SCIENTISTS HAVE identified the location of a gene for dyslexia, creating the possibility of screening tests and early treatment for the learning disorder. The discovery means that at least four genes are now implicated in causing dyslexia.

An international team in Norway, Belgium and the United States has narrowed the new gene's location to a short stretch of DNA on chromosome 2. Chromosomes are sets of thousands of genes: each parent contributes 22 of them, plus a sex chromosome, to the child.

Identifying the gene's location but not its exact DNA sequence is like knowing its road, but not its house number. Previous research has also pointed to locations, but not specific genes, on chromosomes 1, 6 and 15. Dyslexia is estimated to affect about 1 child in 20. Other research has suggested which regions of the brain may be responsible - perhaps because their development is linked to those genes' activity.

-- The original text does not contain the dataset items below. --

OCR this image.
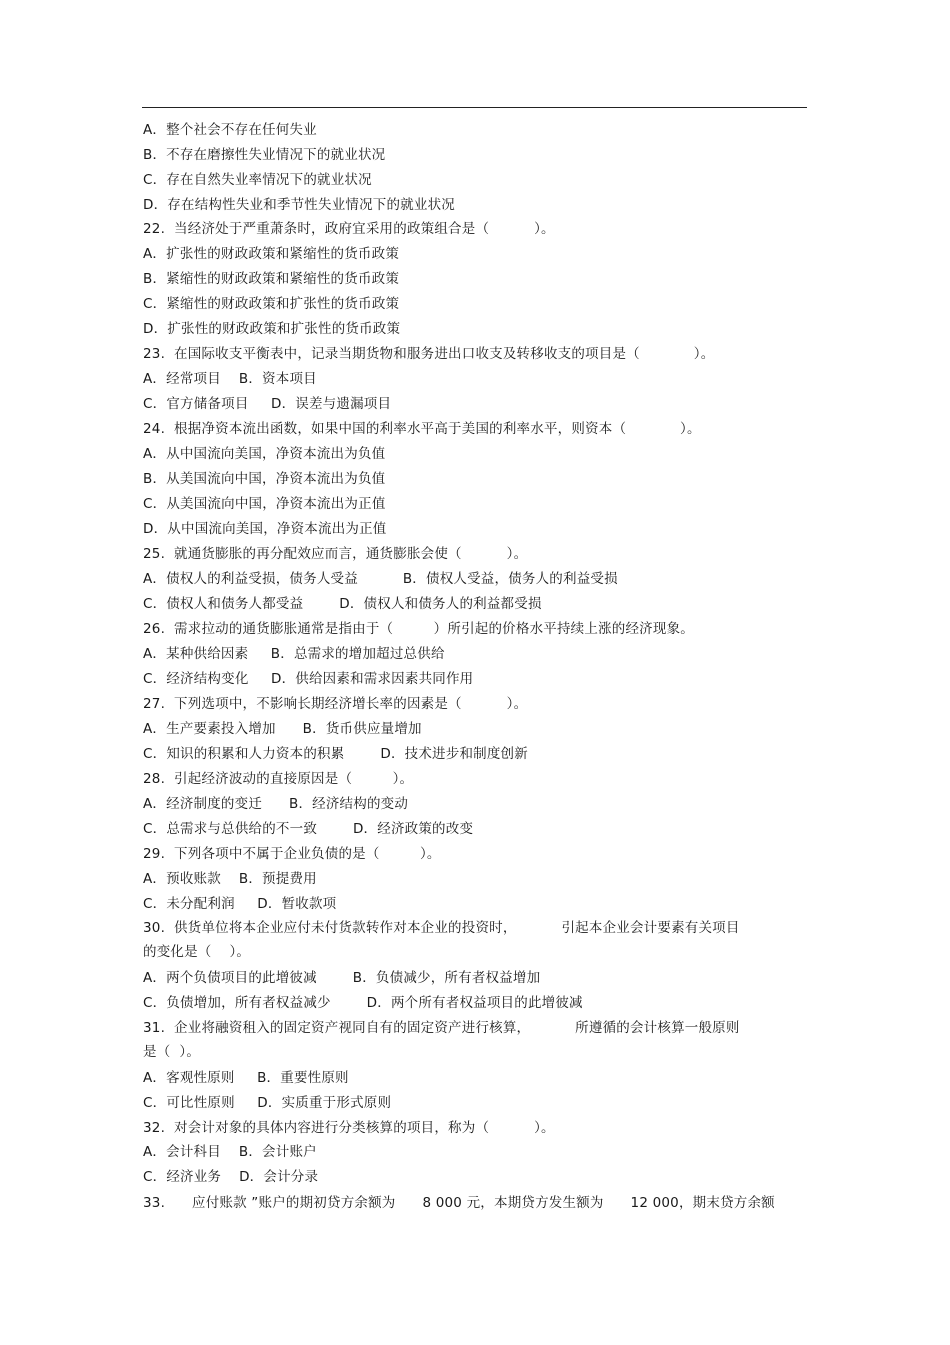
A．整个社会不存在任何失业
B．不存在磨擦性失业情况下的就业状况
C．存在自然失业率情况下的就业状况
D．存在结构性失业和季节性失业情况下的就业状况
22.  当经济处于严重萧条时，政府宜采用的政策组合是（          ）。
A．扩张性的财政政策和紧缩性的货币政策
B．紧缩性的财政政策和紧缩性的货币政策
C．紧缩性的财政政策和扩张性的货币政策
D．扩张性的财政政策和扩张性的货币政策
23.  在国际收支平衡表中，记录当期货物和服务进出口收支及转移收支的项目是（            ）。
A．经常项目    B．资本项目
C．官方储备项目     D．误差与遗漏项目
24.  根据净资本流出函数，如果中国的利率水平高于美国的利率水平，则资本（            ）。
A．从中国流向美国，净资本流出为负值
B．从美国流向中国，净资本流出为负值
C．从美国流向中国，净资本流出为正值
D．从中国流向美国，净资本流出为正值
25.  就通货膨胀的再分配效应而言，通货膨胀会使（          ）。
A．债权人的利益受损，债务人受益          B．债权人受益，债务人的利益受损
C．债权人和债务人都受益        D．债权人和债务人的利益都受损
26.  需求拉动的通货膨胀通常是指由于（         ）所引起的价格水平持续上涨的经济现象。
A．某种供给因素     B．总需求的增加超过总供给
C．经济结构变化     D．供给因素和需求因素共同作用
27.  下列选项中，不影响长期经济增长率的因素是（          ）。
A．生产要素投入增加      B．货币供应量增加
C．知识的积累和人力资本的积累        D．技术进步和制度创新
28.  引起经济波动的直接原因是（         ）。
A．经济制度的变迁      B．经济结构的变动
C．总需求与总供给的不一致        D．经济政策的改变
29.  下列各项中不属于企业负债的是（         ）。
A．预收账款    B．预提费用
C．未分配利润     D．暂收款项
30.  供货单位将本企业应付未付货款转作对本企业的投资时，          引起本企业会计要素有关项目
的变化是（    ）。
A．两个负债项目的此增彼减        B．负债减少，所有者权益增加
C．负债增加，所有者权益减少        D．两个所有者权益项目的此增彼减
31.  企业将融资租入的固定资产视同自有的固定资产进行核算，          所遵循的会计核算一般原则
是（  ）。
A．客观性原则     B．重要性原则
C．可比性原则     D．实质重于形式原则
32.  对会计对象的具体内容进行分类核算的项目，称为（          ）。
A．会计科目    B．会计账户
C．经济业务    D．会计分录
33.      应付账款 ”账户的期初贷方余额为      8 000 元，本期贷方发生额为      12 000，期末贷方余额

The team that found the new location, by studying a large Norwegian family, hopes to sieve through the 100-odd genes in the stretch of DNA to identify the specific gene. That, said Dr Toril Fagerheim of University Hospital of Tromsoe, Norway, who led the research, "will provide us with insight into the nature and frequency of at least one gene that is involved in reading and spelling". The work is reported today in the Journal of Medical Genetics.

But a leading British researcher on dyslexia, Professor John Stein at Oxford University's Laboratory of Physiology, pointed out that dyslexia iscaused by both genetic and environmental factors. Studies have shown 60 per cent of the variance in reading ability is explained by inheritance, he said. "That means 40 per cent is due to environmental factors."